High-resolution Piano Transcription with Pedals by Regressing Onset and Offset Times (2010.01815v3)

Published 5 Oct 2020 in cs.SD and eess.AS

Abstract: Automatic music transcription (AMT) is the task of transcribing audio recordings into symbolic representations. Recently, neural network-based methods have been applied to AMT, and have achieved state-of-the-art results. However, many previous systems only detect the onset and offset of notes frame-wise, so the transcription resolution is limited to the frame hop size. There is a lack of research on using different strategies to encode onset and offset targets for training. In addition, previous AMT systems are sensitive to the misaligned onset and offset labels of audio recordings. Furthermore, there are limited researches on sustain pedal transcription on large-scale datasets. In this article, we propose a high-resolution AMT system trained by regressing precise onset and offset times of piano notes. At inference, we propose an algorithm to analytically calculate the precise onset and offset times of piano notes and pedal events. We show that our AMT system is robust to the misaligned onset and offset labels compared to previous systems. Our proposed system achieves an onset F1 of 96.72% on the MAESTRO dataset, outperforming previous onsets and frames system of 94.80%. Our system achieves a pedal onset F1 score of 91.86\%, which is the first benchmark result on the MAESTRO dataset. We have released the source code and checkpoints of our work at https://github.com/bytedance/piano_transcription.

Citations (102)

View on Semantic Scholar

Summary

The paper introduces a regression-based method to precisely model piano note onsets, offsets, and pedal events.
It leverages convolutional layers and bidirectional GRUs on log mel spectrograms to outperform traditional frame-based techniques.
The system achieves a 96.72% onset F1 score and 91.86% pedal F1 score on the MAESTRO dataset, enabling robust high-resolution transcription.

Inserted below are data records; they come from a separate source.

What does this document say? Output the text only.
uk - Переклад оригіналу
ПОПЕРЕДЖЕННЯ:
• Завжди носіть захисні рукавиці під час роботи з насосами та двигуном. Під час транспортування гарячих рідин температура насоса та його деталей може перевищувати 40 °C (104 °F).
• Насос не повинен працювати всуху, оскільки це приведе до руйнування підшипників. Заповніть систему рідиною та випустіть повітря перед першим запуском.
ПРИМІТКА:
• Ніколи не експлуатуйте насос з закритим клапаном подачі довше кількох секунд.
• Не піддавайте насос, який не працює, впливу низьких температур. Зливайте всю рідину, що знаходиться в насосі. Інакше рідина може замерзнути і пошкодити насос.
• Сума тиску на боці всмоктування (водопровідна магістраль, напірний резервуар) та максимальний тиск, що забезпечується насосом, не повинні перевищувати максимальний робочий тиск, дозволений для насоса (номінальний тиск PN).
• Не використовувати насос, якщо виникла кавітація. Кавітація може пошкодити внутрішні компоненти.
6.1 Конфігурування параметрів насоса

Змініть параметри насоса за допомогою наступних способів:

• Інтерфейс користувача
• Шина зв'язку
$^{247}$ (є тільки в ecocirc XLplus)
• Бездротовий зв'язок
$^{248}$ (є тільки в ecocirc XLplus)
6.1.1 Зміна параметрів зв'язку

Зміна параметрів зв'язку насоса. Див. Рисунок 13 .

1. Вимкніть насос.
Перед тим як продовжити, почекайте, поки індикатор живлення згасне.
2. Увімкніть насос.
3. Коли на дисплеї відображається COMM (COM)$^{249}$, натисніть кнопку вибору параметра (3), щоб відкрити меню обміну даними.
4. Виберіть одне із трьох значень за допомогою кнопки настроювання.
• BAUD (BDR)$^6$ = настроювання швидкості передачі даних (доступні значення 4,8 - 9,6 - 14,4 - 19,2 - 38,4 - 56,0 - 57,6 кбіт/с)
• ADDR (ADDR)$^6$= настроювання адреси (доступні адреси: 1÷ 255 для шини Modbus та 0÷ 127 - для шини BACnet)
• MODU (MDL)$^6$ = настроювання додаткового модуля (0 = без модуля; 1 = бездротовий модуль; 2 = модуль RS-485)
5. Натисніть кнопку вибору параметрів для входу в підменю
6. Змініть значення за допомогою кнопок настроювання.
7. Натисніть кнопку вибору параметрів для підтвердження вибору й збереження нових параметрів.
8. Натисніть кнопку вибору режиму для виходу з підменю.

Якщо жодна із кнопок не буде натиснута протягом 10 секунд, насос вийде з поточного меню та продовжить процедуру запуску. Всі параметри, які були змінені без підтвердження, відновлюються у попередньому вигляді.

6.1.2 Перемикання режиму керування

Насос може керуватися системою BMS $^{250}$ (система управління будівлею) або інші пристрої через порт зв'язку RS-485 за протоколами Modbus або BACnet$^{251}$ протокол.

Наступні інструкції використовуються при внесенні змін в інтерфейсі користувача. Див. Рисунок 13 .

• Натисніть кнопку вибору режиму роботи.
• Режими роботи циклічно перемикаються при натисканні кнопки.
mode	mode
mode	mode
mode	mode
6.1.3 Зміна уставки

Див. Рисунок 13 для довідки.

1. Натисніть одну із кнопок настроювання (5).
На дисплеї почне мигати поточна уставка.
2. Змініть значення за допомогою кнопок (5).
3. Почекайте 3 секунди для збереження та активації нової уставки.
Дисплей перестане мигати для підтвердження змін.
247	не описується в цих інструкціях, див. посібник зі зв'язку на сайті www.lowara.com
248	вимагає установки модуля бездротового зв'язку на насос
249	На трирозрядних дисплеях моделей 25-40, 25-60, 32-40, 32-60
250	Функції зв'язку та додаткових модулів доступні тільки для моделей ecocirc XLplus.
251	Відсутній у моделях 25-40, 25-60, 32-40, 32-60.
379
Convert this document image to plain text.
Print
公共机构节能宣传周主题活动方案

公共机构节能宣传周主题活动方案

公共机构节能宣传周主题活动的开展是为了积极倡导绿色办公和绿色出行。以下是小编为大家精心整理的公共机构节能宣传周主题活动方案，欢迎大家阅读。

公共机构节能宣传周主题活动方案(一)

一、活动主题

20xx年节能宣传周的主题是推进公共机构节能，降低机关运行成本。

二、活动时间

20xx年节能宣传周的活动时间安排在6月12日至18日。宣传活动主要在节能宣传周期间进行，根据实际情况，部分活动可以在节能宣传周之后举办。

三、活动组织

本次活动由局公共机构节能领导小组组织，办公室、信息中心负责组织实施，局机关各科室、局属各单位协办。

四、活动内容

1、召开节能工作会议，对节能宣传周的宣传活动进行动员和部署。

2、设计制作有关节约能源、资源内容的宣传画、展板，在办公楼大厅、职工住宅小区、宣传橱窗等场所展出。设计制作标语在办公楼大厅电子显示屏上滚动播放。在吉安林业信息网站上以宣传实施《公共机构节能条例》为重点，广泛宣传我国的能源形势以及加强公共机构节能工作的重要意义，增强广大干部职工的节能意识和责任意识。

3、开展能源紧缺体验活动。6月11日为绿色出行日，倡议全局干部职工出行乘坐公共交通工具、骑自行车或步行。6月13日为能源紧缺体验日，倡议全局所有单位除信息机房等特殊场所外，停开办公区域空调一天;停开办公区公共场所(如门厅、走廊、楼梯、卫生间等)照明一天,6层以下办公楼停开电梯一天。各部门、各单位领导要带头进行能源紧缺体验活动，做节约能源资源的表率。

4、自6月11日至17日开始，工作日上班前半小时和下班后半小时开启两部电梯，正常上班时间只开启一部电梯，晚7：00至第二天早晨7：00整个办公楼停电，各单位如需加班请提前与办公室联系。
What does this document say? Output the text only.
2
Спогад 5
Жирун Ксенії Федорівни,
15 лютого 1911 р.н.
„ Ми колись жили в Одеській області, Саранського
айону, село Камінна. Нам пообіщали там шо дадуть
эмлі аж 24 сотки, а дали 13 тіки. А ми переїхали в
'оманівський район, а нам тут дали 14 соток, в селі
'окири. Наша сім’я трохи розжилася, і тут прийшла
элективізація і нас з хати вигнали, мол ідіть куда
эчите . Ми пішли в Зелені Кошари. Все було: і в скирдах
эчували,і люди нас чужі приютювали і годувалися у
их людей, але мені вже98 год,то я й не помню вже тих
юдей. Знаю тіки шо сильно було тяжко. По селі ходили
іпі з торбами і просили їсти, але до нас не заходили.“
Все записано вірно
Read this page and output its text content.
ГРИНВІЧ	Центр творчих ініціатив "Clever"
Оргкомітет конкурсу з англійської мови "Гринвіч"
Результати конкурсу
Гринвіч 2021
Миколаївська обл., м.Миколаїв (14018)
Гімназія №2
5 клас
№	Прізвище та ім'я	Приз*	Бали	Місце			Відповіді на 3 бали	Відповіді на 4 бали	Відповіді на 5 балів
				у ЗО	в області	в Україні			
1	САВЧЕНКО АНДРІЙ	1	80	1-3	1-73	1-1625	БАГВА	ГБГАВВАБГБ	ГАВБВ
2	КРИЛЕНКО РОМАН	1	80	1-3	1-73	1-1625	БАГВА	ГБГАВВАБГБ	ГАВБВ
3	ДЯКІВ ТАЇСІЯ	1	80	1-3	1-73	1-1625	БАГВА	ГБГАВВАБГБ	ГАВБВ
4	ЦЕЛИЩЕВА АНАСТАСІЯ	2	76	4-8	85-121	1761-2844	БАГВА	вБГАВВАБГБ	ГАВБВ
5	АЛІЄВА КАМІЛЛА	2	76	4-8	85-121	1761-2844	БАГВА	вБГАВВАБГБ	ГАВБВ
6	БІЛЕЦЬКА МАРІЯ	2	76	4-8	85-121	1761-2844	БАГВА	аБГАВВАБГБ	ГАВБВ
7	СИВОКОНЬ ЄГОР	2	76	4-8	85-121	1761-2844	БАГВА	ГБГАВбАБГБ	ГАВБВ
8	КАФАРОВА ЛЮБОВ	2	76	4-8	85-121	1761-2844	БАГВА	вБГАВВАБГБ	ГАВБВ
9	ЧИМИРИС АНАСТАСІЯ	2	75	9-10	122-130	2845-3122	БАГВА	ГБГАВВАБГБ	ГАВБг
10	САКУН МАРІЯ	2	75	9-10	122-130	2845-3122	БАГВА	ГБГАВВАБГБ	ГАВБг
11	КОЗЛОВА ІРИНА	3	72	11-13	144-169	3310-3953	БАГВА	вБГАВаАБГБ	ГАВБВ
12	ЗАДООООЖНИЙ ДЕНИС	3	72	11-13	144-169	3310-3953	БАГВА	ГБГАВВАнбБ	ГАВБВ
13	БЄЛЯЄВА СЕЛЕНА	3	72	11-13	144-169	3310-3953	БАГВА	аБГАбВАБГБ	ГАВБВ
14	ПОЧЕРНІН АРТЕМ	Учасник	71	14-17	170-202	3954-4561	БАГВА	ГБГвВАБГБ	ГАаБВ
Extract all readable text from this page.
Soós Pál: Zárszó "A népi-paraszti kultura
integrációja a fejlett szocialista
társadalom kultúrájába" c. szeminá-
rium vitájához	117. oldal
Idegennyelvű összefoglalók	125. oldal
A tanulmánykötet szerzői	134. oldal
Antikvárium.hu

High-Resolution Piano Transcription with Pedals by Regressing Onset and Offset Times

This paper addresses the task of Automatic Music Transcription (AMT) for piano recordings, focusing on improving transcription resolution and robustness. AMT involves converting audio recordings into symbolic representations like MIDI files. The authors introduce a novel method that enhances the resolution of piano transcription by regressing precise onset and offset times for notes and pedal events, diverging from traditional frame-wise methods constrained by frame hop sizes.

Methodology

The proposed system leverages neural networks to perform regression-based modeling of onsets and offsets, offering enhancements over binary classification models. Traditional methods often suffer from limited temporal resolution and are sensitive to misaligned labels. By regressing the time differences between the center of a frame and the nearest onset or offset, this approach maintains precise onset and offset information.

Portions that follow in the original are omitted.